On the “Voter Rights Act” [sic]: We urge that the Voter Rights Act of 1965 codified and updated in 1973 be repealed and not reauthorized.

On the issue of rights, how about this one from another blog.

House Budget Committee Chairman Paul Ryan (R-WI) said Sunday that ‘Obamacare’ should be repealed because the rights of individuals come from God.

“I think this at the end of the day is a big philosophy difference,” Ryan told ABC’s “This Week.” “We disagree with the notion that our rights come from government, that the government can now grant us and define our rights. Those are ours, they come from nature and God, according to the Declaration of Independence - a huge difference in philosophy.”

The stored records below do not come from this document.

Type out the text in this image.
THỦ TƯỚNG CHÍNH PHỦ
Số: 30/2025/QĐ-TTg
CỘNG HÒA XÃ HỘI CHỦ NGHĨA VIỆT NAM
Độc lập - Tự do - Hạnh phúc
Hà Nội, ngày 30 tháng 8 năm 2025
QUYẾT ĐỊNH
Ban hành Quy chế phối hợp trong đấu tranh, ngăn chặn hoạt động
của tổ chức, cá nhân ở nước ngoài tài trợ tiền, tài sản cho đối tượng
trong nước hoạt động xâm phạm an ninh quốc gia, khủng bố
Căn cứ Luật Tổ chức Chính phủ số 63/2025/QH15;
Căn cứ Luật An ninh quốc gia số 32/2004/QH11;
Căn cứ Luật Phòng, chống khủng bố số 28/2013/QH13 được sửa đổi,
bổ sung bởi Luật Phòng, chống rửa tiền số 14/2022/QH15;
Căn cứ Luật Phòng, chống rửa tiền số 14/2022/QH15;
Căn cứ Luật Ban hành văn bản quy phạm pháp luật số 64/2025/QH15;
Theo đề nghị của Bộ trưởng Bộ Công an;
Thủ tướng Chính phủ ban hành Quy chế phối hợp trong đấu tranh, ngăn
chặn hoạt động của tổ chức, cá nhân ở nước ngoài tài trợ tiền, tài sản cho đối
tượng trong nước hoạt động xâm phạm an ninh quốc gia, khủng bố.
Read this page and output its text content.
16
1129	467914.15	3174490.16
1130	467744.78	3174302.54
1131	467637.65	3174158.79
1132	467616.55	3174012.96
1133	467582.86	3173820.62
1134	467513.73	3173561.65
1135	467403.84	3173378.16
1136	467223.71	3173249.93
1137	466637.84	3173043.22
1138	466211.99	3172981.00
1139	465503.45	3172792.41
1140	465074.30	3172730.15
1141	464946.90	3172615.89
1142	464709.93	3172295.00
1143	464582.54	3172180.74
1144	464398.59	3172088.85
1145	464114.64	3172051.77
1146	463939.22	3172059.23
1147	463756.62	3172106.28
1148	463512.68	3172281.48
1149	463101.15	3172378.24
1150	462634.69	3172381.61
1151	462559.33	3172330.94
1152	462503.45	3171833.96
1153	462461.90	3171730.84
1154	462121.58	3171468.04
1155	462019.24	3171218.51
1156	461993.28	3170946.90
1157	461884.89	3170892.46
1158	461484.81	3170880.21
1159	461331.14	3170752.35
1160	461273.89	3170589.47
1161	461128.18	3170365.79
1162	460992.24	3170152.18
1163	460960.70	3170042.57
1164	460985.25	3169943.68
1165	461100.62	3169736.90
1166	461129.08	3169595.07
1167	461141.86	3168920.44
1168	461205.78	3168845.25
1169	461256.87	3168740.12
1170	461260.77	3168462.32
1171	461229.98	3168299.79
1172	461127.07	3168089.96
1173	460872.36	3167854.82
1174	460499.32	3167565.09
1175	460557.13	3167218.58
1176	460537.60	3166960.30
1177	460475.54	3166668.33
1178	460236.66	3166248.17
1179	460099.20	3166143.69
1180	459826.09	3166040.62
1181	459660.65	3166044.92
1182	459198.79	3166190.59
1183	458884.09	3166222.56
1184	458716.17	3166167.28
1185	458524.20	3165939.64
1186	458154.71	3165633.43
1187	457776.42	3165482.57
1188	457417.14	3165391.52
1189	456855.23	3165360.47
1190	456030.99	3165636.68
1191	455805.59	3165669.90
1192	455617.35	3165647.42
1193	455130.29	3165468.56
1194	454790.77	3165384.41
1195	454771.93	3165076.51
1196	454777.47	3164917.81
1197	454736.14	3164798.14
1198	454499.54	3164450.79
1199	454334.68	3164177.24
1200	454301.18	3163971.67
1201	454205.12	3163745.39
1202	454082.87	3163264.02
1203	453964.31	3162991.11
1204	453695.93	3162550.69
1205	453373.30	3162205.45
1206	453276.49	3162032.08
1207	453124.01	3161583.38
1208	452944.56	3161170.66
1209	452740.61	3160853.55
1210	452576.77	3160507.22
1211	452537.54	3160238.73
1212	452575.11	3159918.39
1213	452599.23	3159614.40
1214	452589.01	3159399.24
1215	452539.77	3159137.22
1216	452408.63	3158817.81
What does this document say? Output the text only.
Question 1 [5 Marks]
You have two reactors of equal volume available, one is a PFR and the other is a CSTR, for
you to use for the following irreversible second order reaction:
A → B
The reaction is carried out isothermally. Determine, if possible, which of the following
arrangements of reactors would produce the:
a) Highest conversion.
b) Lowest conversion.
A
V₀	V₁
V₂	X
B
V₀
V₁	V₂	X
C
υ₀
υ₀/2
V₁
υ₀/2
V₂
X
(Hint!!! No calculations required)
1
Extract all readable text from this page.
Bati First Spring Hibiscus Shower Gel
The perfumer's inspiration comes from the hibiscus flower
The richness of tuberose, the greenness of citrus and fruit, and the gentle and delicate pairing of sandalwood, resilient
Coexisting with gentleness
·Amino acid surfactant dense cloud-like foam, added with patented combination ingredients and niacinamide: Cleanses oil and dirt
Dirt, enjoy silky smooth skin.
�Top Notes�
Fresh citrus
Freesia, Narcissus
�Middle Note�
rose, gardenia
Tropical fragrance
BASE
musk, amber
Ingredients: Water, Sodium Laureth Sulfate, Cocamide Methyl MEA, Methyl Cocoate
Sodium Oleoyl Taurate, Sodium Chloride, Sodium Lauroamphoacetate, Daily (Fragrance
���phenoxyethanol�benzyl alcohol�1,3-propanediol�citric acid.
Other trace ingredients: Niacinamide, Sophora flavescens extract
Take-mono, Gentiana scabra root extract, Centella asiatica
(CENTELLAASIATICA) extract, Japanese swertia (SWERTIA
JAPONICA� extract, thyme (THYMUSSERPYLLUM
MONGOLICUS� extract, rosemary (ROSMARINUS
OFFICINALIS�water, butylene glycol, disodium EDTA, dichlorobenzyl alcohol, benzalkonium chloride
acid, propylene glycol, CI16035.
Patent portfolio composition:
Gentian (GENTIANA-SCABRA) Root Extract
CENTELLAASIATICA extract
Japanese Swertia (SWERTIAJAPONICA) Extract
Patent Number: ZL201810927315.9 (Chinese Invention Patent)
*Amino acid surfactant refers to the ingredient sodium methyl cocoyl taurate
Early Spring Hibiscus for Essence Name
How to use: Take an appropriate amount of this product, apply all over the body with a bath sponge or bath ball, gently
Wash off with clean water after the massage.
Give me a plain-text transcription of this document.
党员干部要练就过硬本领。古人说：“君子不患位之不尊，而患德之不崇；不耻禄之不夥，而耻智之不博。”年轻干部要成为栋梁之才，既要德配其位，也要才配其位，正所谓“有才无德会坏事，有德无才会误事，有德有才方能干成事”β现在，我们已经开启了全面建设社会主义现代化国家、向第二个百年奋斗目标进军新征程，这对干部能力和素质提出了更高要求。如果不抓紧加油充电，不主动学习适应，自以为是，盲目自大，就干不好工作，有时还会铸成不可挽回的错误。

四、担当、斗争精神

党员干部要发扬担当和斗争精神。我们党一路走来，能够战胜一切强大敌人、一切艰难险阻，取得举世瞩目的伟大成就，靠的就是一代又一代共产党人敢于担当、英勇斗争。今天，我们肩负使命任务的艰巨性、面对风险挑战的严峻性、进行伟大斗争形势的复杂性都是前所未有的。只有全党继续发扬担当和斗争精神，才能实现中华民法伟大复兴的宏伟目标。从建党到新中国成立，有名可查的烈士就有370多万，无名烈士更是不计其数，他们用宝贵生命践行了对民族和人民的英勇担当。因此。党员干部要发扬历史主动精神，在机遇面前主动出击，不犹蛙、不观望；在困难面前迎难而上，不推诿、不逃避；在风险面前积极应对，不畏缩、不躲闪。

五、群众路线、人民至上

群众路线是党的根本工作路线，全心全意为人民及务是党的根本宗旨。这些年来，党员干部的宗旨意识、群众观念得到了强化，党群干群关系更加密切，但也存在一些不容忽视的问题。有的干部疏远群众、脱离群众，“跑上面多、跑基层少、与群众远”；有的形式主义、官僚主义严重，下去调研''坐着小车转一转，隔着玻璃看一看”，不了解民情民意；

Philosophy is a way of thinking about the world. His statement is not about philosophy; it is a statement about beliefs, a certain kind of beliefs. One can and should certainly disagree with others with different world views, but with a kind of disagreement that allows for both to coexist. Paul Ryan is a Catholic and should appreciate the notion of love so central to his religion. Jesus preached a Gospel of love, which at its core is the (unconditional) acceptance of everyone.

The Founding Fathers may have believed that our rights are inalienable, but they also believed that acts of government were essential to protect them. The Framers were strongly influenced by the thinkers of the Enlightenment. Ryan and others with such absolutist views of government would do well to re-read those from whose views the Declaration of Independence, alluded to in his remarks, especially Hobbes and his need for government to rescue mankind from a “state of nature,” where life is famously, “solitary, poor, nasty, brutish, and short.” Wikipedia has a terse discussion of this:

Within the state of nature there is no injustice, since there is no law, excepting certain natural precepts, the first of which is “that every man ought to endeavour peace, as far as he has hope of obtaining it” (Leviathan, ch. XIV); and the second is “that a man be willing, when others are so too, as far forth as for peace and defence of himself he shall think it necessary, to lay down this right to all things; and be contented with so much liberty against other men as he would allow other men against himself” (loc. cit.). From this, Hobbes develops the way out of the state of nature into civil government by mutual contracts.

Ryan might say he is abiding by the both/and principle: “What I say is right and what you believe is wrong, I hold both of these to be true. Not quite yin and yang or both/and as a way of living together in love.